1. Jan 6, 2006

tandoorichicken

My statics text says the following:

The relationship between axial stress and strain can be represented by the equation
$$\sigma = E\epsilon$$

"At higher levels of stress, the following nonlinear equation may be a better fit to describe the correlation between axial stress and strain:
$$\sigma = E e^{\epsilon-1}$$
"

Where $\sigma$ is force per unit area, $\epsilon$ is axial strain and E is Young's modulus.

Out of curiosity, at what level of stress does the second equation begin to better represent the situation than the first?

2. Jan 7, 2006

Cyrus

More than likely in the non-linear elastic region.

3. Jan 7, 2006

Gamma

First equation is valid below the material's elastic limit.
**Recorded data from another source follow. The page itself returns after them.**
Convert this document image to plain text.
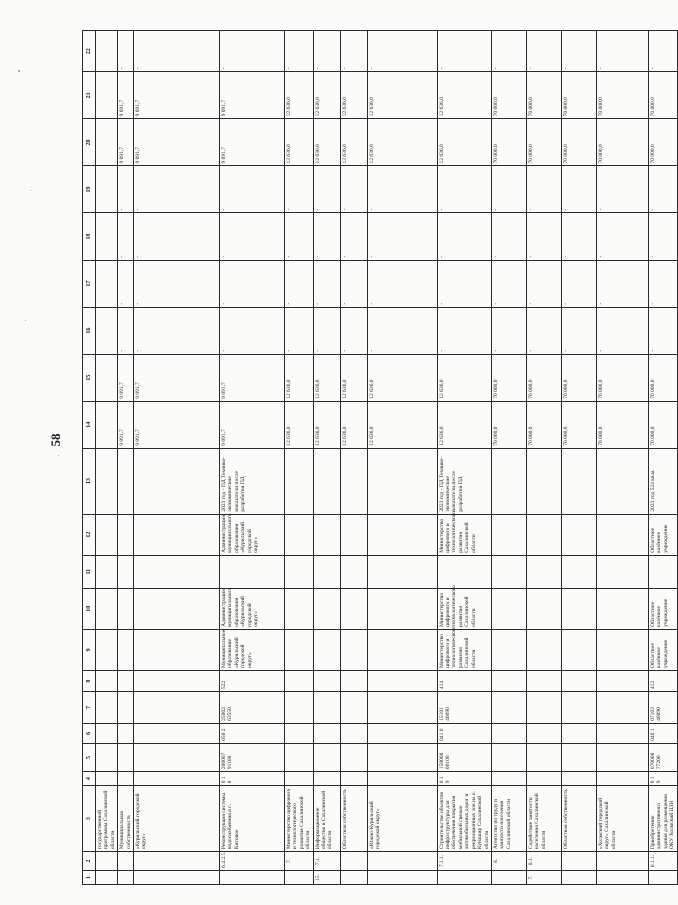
58
1	2	3	4	5	6	7	8	9	10	11	12	13	14	15	16	17	18	19	20	21	22
		государственной программы Сахалинской области																			
		Муниципальная собственность											9 091,7	9 091,7	-	-	-	-	9 091,7	9 091,7	-
		«Курильский городской округ»											9 091,7	9 091,7	-	-	-	-	9 091,7	9 091,7	-
	6.4.2.1.	Реконструкция системы водоснабжения в с. Китовое	0 1 8	200007 91100	050 2	25002 63550	522	Муниципальное образование «Курильский городской округ»	Администрация муниципального образования «Курильский городской округ»		Администрация муниципального образования «Курильский городской округ»	2023 год - ПД Технико-экономические показатели после разработки ПД	9 091,7	9 091,7	-	-	-	-	9 091,7	9 091,7	-
	7.	Министерство цифрового и технологического развития Сахалинской области											12 636,0	12 636,0	-	-	-	-	12 636,0	12 636,0	-
15.	7.1.	Информационное общество в Сахалинской области											12 636,0	12 636,0	-	-	-	-	12 636,0	12 636,0	-
		Областная собственность											12 636,0	12 636,0	-	-	-	-	12 636,0	12 636,0	-
		«Южно-Курильский городской округ»											12 636,0	12 636,0	-	-	-	-	12 636,0	12 636,0	-
	7.1.1.	Строительство объектов инфраструктуры для обеспечения покрытия мобильной связью автомобильных дорог и рекреационных зон на о. Кунашир Сахалинской области	0 1 9	150008 00100	041 0	15101 40090	414	Министерство цифрового и технологического развития Сахалинской области	Министерство цифрового и технологического развития Сахалинской области		Министерство цифрового и технологического развития Сахалинской области	2023 год - ПД Технико-экономические показатели после разработки ПД	12 636,0	12 636,0	-	-	-	-	12 636,0	12 636,0	-
	8.	Агентство по труду и занятости населения Сахалинской области											70 000,0	70 000,0	-	-	-	-	70 000,0	70 000,0	-
7.	8.1.	Содействие занятости населения Сахалинской области											70 000,0	70 000,0	-	-	-	-	70 000,0	70 000,0	-
		Областная собственность											70 000,0	70 000,0	-	-	-	-	70 000,0	70 000,0	-
		«Холмский городской округ» Сахалинской области											70 000,0	70 000,0	-	-	-	-	70 000,0	70 000,0	-
	8.1.1.	Приобретение административного здания для размещения ОКУ Холмский ЦЗН	0 1 9	070008 77200	040 1	07103 40090	412	Областное казённое учреждение	Областное казённое учреждение		Областное казённое учреждение	2023 год 524 кв.м.	70 000,0	70 000,0	-	-	-	-	70 000,0	70 000,0	-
Below the elastic limit, when the stress is removed the material comes back to it's original length. If you apply sufficiently large stress, then you can pass the elastic limit. Meaning, that upon the removal of the stress the object does not return to its original length.

4. Jan 7, 2006

Pyrrhus

I haven't seen that equation before, but for non-linear behaviour the equations most used are Ramberg-Osgood, especially for materials that have a gradual transition between the elastic linear region to the plasticity. Some examples are aluminium-alloys. Mostly high-strength alloys in aircrafts.

5. Jan 7, 2006

FredGarvin

You mean the non-linear plastic region.